Une zone de non-droit dans une commune française ? Les locaux de la police aux frontières (PAF) de Menton, dans les Alpes-Maritimes, sont dans le viseur d’associations et syndicats [1]. Dans un communiqué commun, ces organisations dénoncent l’utilisation de ces locaux « pour enfermer illégalement les personnes migrantes avant de les refouler en Italie ». Lors d’une mission exploratoire menée à la frontière franco-italienne entre le 15 et le 20 mai dernier, l’Anafé (Association nationale d’assistance aux frontières pour les étrangers) et la Cimade se sont vu refuser l’entrée dans cette « zone de rétention provisoire », constituée de bâtiments préfabriqués et de sanitaires amovibles. Une deuxième visite a permis de confirmer que des personnes y étaient bien privées de liberté.
Les organisations citent le commandant de la PAF, qui a « dans un premier temps affirmé qu’il s’agissait d’une zone d’attente » [2]. Les représentants de ces associations étant habilités à visiter toutes les zones d’attente sur le territoire français, le commandant se serait ensuite rétracté pour leur refuser l’accès. Il aurait alors parlé d’une « zone de rétention provisoire pour les personnes non admises » et d’un « lieu privatif de liberté pour les personnes qui vont être réadmises en Italie ». D’après les sources de ces associations, « le premier étage de la gare de Menton-Garavan est également utilisé comme lieu d’enfermement ».
Pas de lit, pas de matelas, pas de nourriture
Ces associations et syndicats ont décidé de saisir le 6 juin le tribunal administratif de Nice. L’audience a eu lieu le lendemain matin. « Selon les témoignages des migrants qui sont passés par ce lieu, il n’y a pas de lit, pas de matelas, uniquement des bancs. Ils n’ont pas non plus à manger », souligne Laure Blondel, coordinatrice générale de l’Anafé, contactée par Basta!. 100 à 150 personnes passeraient chaque jour par ce lieu. « Ce sont des durées très courtes, une journée, certains restent la nuit, le temps d’être convoyé en Italie. Mais cela reste catastrophique sans base légale. Certains migrants avaient par exemple réussi à se faire enregistrer pour leur rendez-vous de demande d’asile, mais ils ont été interpellés, envoyés dans cette zone puis renvoyés en Italie. Sans prendre en compte qu’ils peuvent être des demandeurs d’asile ou des mineurs isolés, ni leur laisser la possibilité d’une assistance juridique. C’est la première fois que l’on se retrouve face à un tel lieu en France ! »

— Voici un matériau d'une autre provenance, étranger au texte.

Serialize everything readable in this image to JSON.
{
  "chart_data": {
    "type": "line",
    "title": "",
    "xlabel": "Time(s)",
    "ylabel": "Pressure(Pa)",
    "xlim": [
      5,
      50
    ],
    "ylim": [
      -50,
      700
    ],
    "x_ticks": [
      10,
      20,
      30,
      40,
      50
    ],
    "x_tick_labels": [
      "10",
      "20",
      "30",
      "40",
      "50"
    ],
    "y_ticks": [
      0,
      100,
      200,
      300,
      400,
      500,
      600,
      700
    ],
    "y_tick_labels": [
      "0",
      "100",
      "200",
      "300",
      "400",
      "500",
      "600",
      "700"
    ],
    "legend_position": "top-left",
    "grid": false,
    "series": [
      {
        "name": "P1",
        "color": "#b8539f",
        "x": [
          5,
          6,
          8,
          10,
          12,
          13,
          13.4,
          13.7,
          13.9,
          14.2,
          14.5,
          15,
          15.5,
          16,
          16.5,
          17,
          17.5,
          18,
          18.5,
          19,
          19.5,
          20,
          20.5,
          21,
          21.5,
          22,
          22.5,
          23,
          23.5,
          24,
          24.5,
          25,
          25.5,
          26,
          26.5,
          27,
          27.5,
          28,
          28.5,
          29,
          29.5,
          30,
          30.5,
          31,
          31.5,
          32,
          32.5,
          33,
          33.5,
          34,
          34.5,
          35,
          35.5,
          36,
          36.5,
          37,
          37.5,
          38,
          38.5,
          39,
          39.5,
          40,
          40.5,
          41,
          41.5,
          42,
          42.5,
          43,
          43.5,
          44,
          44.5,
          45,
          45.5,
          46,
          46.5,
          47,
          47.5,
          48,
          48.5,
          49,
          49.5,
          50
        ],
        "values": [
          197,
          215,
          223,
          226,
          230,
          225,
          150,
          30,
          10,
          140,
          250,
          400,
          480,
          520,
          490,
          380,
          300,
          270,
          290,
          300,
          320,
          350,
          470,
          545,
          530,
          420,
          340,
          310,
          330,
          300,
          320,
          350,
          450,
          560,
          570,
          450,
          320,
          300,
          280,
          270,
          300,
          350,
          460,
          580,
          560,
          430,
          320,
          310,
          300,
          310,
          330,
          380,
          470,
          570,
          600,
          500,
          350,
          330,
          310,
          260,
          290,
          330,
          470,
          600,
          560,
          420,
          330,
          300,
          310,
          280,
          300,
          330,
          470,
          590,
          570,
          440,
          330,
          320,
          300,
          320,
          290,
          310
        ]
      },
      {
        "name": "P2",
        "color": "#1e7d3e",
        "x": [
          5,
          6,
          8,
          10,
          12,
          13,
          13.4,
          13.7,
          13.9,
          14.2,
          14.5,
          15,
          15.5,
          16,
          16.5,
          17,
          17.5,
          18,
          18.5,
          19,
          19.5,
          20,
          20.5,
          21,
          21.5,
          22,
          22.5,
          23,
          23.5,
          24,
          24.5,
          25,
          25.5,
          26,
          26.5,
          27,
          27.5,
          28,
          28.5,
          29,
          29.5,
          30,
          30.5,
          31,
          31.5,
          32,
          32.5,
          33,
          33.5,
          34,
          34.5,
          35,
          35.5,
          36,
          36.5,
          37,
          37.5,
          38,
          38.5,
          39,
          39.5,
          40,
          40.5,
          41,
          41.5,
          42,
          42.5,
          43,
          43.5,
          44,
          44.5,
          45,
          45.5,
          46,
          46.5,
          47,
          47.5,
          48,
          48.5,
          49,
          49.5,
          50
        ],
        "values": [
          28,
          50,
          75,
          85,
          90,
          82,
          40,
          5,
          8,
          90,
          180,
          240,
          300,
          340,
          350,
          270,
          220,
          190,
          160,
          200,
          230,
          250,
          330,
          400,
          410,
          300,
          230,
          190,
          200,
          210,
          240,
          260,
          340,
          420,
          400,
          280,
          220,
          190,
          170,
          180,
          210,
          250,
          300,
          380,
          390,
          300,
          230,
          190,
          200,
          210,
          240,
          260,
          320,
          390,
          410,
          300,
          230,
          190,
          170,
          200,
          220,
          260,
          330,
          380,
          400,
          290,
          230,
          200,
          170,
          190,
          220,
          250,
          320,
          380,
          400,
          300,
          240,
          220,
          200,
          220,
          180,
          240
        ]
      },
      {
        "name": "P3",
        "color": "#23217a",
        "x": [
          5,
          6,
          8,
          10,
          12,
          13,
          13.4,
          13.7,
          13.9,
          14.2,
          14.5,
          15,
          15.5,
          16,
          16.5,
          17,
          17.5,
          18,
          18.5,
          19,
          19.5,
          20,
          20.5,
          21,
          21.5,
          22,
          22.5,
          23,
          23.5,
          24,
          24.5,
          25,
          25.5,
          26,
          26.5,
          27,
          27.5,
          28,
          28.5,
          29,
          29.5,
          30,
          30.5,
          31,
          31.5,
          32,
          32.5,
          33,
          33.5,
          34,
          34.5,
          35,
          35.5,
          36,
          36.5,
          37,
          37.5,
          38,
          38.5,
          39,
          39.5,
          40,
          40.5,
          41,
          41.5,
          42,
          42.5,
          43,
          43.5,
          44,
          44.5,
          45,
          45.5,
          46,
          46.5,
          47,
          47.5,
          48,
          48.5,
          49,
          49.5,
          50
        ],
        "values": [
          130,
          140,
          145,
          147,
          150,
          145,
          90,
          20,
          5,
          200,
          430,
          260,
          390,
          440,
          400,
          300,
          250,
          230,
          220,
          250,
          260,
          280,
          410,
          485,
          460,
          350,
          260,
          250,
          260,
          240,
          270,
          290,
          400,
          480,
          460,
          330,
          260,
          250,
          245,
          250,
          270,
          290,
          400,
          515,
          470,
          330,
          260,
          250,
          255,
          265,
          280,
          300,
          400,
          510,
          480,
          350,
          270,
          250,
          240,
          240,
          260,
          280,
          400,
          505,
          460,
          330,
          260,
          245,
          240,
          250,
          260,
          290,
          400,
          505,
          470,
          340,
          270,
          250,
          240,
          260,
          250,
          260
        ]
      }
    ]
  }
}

Les organisations ont donc déposé une requête en référé-liberté, procédure d’urgence en cas d’atteinte « grave et manifestement illégale » aux libertés fondamentales par une administration. Elles demandent de « faire la lumière sur ce lieu de privation de liberté illégal » en effectuant une visite sur place, de « suspendre la décision informelle de sa création prise par le préfet des Alpes-Maritimes » et de « mettre immédiatement fin à la situation de privation de liberté des personnes qui y sont détenues ».
« L’État est responsable de la mise à l’abri des personnes en quête de protection. Il est temps qu’il prenne ses responsabilités au lieu de les renvoyer en Italie en toute illégalité », concluent les organisations. C’est également dans cette zone, à la frontière franco-italienne, que des poursuites judiciaires sont menées contre les citoyens qui aident les migrants (lire notre reportage). La décision du tribunal administratif devrait être rendue d’ici le 12 juin prochain.